Targeted therapy is a form of drug that stops cancer cells from growing by interfering with specific chemicals that are essential for their proliferation (i.e. specific markers which are present as cancer cells). As a result, they only kill the bad cells, such as cancer cells, while leaving the normal or food cells alone.

What is Chemotherapy?

Chemotherapy, sometimes known as “chemical treatment,” has been around since the time of the Greeks. Chemotherapy for cancer treatment, on the other hand, started in the 1940s with the use of nitrogen mustard. Many new medications have been produced and tested as cancer therapies since then in an attempt to identify what is helpful in chemotherapy.

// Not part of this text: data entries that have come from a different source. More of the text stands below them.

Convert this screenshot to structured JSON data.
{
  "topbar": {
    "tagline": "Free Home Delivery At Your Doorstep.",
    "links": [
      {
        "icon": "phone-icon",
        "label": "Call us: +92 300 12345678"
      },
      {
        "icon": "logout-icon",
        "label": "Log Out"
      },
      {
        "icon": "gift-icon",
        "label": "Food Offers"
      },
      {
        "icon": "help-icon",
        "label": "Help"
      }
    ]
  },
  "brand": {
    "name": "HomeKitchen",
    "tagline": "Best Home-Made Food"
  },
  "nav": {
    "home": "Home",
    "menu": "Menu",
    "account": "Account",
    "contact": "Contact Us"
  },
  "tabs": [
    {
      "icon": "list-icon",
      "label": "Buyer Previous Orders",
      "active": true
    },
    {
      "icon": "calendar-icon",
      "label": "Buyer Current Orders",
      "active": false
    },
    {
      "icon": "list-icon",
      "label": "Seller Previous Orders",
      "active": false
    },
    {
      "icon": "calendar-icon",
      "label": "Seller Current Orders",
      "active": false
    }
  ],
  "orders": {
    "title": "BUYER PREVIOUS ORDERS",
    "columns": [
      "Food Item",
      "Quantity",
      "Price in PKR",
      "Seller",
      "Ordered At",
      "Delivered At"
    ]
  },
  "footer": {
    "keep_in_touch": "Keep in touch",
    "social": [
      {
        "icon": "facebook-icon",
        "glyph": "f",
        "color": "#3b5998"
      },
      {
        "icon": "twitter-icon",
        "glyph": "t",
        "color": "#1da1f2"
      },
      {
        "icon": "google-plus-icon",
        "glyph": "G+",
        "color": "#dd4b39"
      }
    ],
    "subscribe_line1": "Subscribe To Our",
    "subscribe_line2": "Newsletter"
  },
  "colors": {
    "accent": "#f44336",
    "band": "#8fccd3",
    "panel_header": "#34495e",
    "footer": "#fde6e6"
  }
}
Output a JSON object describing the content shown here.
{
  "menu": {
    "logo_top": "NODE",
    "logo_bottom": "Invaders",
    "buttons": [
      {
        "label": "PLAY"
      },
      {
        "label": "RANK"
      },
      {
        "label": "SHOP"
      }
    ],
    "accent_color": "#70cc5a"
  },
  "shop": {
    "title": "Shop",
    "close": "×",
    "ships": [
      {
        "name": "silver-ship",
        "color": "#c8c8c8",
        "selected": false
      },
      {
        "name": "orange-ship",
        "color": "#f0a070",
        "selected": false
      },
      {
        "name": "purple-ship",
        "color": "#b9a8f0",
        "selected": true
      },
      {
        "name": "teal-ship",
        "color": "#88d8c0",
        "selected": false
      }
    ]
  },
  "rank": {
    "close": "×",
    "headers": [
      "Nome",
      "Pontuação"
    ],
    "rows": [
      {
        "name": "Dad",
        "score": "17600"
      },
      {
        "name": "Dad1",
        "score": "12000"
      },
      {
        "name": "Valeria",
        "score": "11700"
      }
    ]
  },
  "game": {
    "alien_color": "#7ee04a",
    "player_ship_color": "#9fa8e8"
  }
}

Chemotherapy is a cancer treatment that refers to medications that destroy cancer cells directly. It is sometimes referred to simply as "chemo." These are also known as "anti-cancer" or "antiineoplastic" medications. Other chemo medicines, such as biologic response modifiers, hormone therapy, and monoclonal antibodies, are covered in this website and act in different ways as cancer treatments.

What is Chemotherapy Used For?

Because cancer is a term that encompasses a wide range of disorders, there is no universally accepted cancer treatment. Chemotherapy is used to treat cancer for a variety of reasons:

  • To treat and cure cancer in a specific patient.
  • To decrease tumours before surgery or radiation therapy
  • To treat cancer symptoms (such as pain) when a cure isn't achievable
  • To eliminate tiny cancer cells that may remain after the known tumour has been surgically removed (called adjuvant therapy). Adjuvant therapy is used to prevent the return of cancer.